WPC launches pension scams inquiry

The Work and Pensions Committee (WPC) has launched an investigation into pension scams in the first strand of a three-part inquiry into the impact of the pension freedoms and protection of pension savers.

The inquiry, whilst initially focusing on pension scams, will broaden in later stages to look at accessing pension savings and saving for later life, with a formal call for evidence expected next year.

As part of the initial investigation, the committee has launched a call for written submissions as to the prevalence, trends, and common outcomes of pension scams in the current landscape.

The committee has also asked for views on the existing enforcement tools being used, as well as what more can be done to prevent scammers operating, and to prevent individuals from becoming victims of scams.

It will also be seeking opinion as to HMRC’s position on the tax treatment of pension scams victims, and whether this is correct.

Commenting on the inquiry, Work and Pensions Committee chair, Stephen Timms, emphasised that the introduction of pension freedoms in 2015 brought “new freedoms for people to plan financially for their futures”.

However, he warned that this flexibility also meant more potential for the “unscrupulous” to take advantage and scam savers out of what is likely their largest financial asset, subsequently “crippling their dreams of a comfortable retirement”.

He added that the extra financial hardship brought about by the coronavirus pandemic had provided an “added opportunity” for scammers to prey on those people who may be looking to use their pension savings as a form of support.

Timms continued: “We know reported frauds could be just the tip of the iceberg, so the committee is keen to better understand the scale of the pension scam problem, as well as the types of scams in operation and the role of the pensions industry and public bodies in using current powers against fraudsters.

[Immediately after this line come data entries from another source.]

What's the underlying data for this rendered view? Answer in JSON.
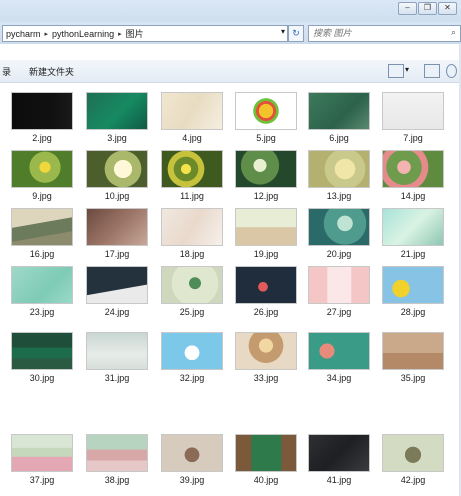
{
  "window": {
    "buttons": [
      "–",
      "❐",
      "✕"
    ],
    "address": {
      "crumbs": [
        "pycharm",
        "pythonLearning",
        "图片"
      ]
    },
    "search_placeholder": "搜索 图片"
  },
  "toolbar": {
    "left_label": "录",
    "new_folder_label": "新建文件夹"
  },
  "files": [
    {
      "name": "2.jpg",
      "bg": "linear-gradient(90deg,#0c0c0c 0%,#111 70%,#1a1a1a 100%)"
    },
    {
      "name": "3.jpg",
      "bg": "linear-gradient(135deg,#1f6f55,#178a62 55%,#0f5a44)"
    },
    {
      "name": "4.jpg",
      "bg": "linear-gradient(120deg,#f1e6cf,#e8dcc2 50%,#f5efe0)"
    },
    {
      "name": "5.jpg",
      "bg": "radial-gradient(circle at 50% 50%,#f2c32b 0 20%,#e34f3a 21% 28%,#6fc03b 29% 36%,#fff 37%)"
    },
    {
      "name": "6.jpg",
      "bg": "linear-gradient(135deg,#3d7a5c,#2b6249 60%,#5a8a70)"
    },
    {
      "name": "7.jpg",
      "bg": "linear-gradient(#f2f2f2,#e8e8e8)"
    },
    {
      "name": "9.jpg",
      "bg": "radial-gradient(circle at 55% 45%,#f1d83a 0 14%,#9ab84b 15% 40%,#4f7d2a 41%)"
    },
    {
      "name": "10.jpg",
      "bg": "radial-gradient(circle at 60% 50%,#fff8d8 0 22%,#a9b86b 23% 45%,#4c5e2c 46%)"
    },
    {
      "name": "11.jpg",
      "bg": "radial-gradient(circle at 40% 50%,#f4e24a 0 12%,#6d8a2a 13% 30%,#c7c23c 31% 45%,#3f5a1e 46%)"
    },
    {
      "name": "12.jpg",
      "bg": "radial-gradient(circle at 40% 40%,#e8f0d2 0 15%,#5f8d4a 16% 45%,#24482b 46%)"
    },
    {
      "name": "13.jpg",
      "bg": "radial-gradient(circle at 60% 50%,#f0e6a8 0 25%,#c8c98a 26% 50%,#b4b070 51%)"
    },
    {
      "name": "14.jpg",
      "bg": "radial-gradient(circle at 35% 45%,#f3b3b0 0 15%,#6f9b4c 16% 40%,#e58b8b 41% 55%,#5e8b3e 56%)"
    },
    {
      "name": "16.jpg",
      "bg": "linear-gradient(170deg,#ddd6bd 0 40%,#6c7b5c 41% 70%,#8d8b6d 71%)"
    },
    {
      "name": "17.jpg",
      "bg": "linear-gradient(135deg,#6b4a3f,#9b7466 50%,#c7a899)"
    },
    {
      "name": "18.jpg",
      "bg": "linear-gradient(120deg,#f0e8df,#e9d9cc 50%,#f6f0ea)"
    },
    {
      "name": "19.jpg",
      "bg": "linear-gradient(#e8eed6 0 50%,#d9c7a6 51%)"
    },
    {
      "name": "20.jpg",
      "bg": "radial-gradient(circle at 60% 40%,#bfe4d4 0 18%,#4f9c8f 19% 50%,#2a6b6a 51%)"
    },
    {
      "name": "21.jpg",
      "bg": "linear-gradient(135deg,#a9e3d9,#d9f3e3 50%,#8fc6b3)"
    },
    {
      "name": "23.jpg",
      "bg": "linear-gradient(135deg,#9fd8c9,#7ecbb5 60%,#9ad9c8)"
    },
    {
      "name": "24.jpg",
      "bg": "linear-gradient(170deg,#24323d 0 60%,#eaeaea 61%)"
    },
    {
      "name": "25.jpg",
      "bg": "radial-gradient(circle at 55% 45%,#4f8c5a 0 15%,#dfe7cf 16% 60%,#cfd8bd 61%)"
    },
    {
      "name": "26.jpg",
      "bg": "radial-gradient(circle at 45% 55%,#e35a5a 0 12%,#1f2d3c 13%)"
    },
    {
      "name": "27.jpg",
      "bg": "linear-gradient(90deg,#f4c6c6 0 30%,#fbe7e7 31% 70%,#f4c6c6 71%)"
    },
    {
      "name": "28.jpg",
      "bg": "radial-gradient(circle at 30% 60%,#f2d12a 0 18%,#86c3e4 19%)"
    },
    {
      "name": "30.jpg",
      "bg": "linear-gradient(#1f4e3a 0 40%,#1c6b4a 41% 70%,#2b5a43 71%)"
    },
    {
      "name": "31.jpg",
      "bg": "linear-gradient(#c9d6d2,#e7ece8 60%,#d6dfda)"
    },
    {
      "name": "32.jpg",
      "bg": "radial-gradient(circle at 50% 55%,#ffffff 0 20%,#7cc8e8 21%)"
    },
    {
      "name": "33.jpg",
      "bg": "radial-gradient(circle at 50% 35%,#f3d7a3 0 18%,#c49b6e 19% 45%,#e8d9c4 46%)"
    },
    {
      "name": "34.jpg",
      "bg": "radial-gradient(circle at 30% 50%,#e98b7a 0 16%,#3a9b86 17%)"
    },
    {
      "name": "35.jpg",
      "bg": "linear-gradient(#c9a98a 0 55%,#b38968 56%)"
    },
    {
      "name": "37.jpg",
      "bg": "linear-gradient(#d9e6d6 0 35%,#c6d8bc 36% 60%,#e4a8b5 61%)"
    },
    {
      "name": "38.jpg",
      "bg": "linear-gradient(#b7d4c0 0 40%,#d8a8a8 41% 70%,#e7c8c8 71%)"
    },
    {
      "name": "39.jpg",
      "bg": "radial-gradient(circle at 50% 55%,#8b6b55 0 20%,#d6cbbd 21%)"
    },
    {
      "name": "40.jpg",
      "bg": "linear-gradient(90deg,#7a5a3a 0 25%,#2f7a4a 26% 75%,#7a5a3a 76%)"
    },
    {
      "name": "41.jpg",
      "bg": "linear-gradient(135deg,#2f3033,#1e1f22 50%,#3a3b3e)"
    },
    {
      "name": "42.jpg",
      "bg": "radial-gradient(circle at 50% 55%,#7b7b5a 0 22%,#d3dbc2 23%)"
    }
  ]
}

“We also want to know what more can be done to prevent such scams, to halt the huge and devastating impact they have on those looking for security in later life.”

Industry experts have previously warned of a heightened risk of scams throughout the pandemic, with a recent report by Aviva revealing the extent of pensions and investment related scams during lockdown.

The pensions industry has broadly welcomed the inquiry, with Transparency Task Force founder, Andy Agathangelou, highlighting the WPC as “uniquely placed to make serious headway” in an area that has challenged authorities for decades.

He added: “Without a doubt, today’s breaking news gives pension scam victims hope: hope that reforms will be made to make it hard for innocent people to have their pension saving stolen from them; hope that callous criminals will be brought to justice; and hope that all the authorities can become properly aligned and form a united front to defend the Great British public.”

Meanwhile, AJ Bell senior analyst, Tom Selby, reiterated concerns over the role of pension freedoms in pension scams, arguing that giving savers “total freedom and choice” over their pension pot was “always going to make them a prime target for pension scammers”.

He added that whilst the government was “initially slow to grasp the magnitude of the risk”, there has been “far greater focus” in recent years, as seen through the cold-calling ban and the FCA Scamsmart advertising campaign.

Selby said: “It is vital that policymakers and the wider pensions industry continue to monitor scam activity and take action where possible to protect savers.”

Adding to this, Quilter head of retirement policy, Jon Greer, noted that there has been “continuous adaption and amendment” to keep up with the unexpected changes that emerged out of pension freedoms.

He emphasised that many reforms were retrofitted into the system after pension freedoms had come into effect and could have been considered from the start had a consultation approach been taken.

Greer also argued that once the consultation broadens to consider the wider impact of pension freedoms, MPs should also consider whether broader aspects of the system are “working as they should”.

He explained: “The Money Purchase Annual Allowance, for example, is a contradiction to the principles of freedom and flexibility.

“Government should consider whether this is achieving the desired outcome and explore whether a general anti-abuse approach could work better than the rigid, strict approach currently employed.”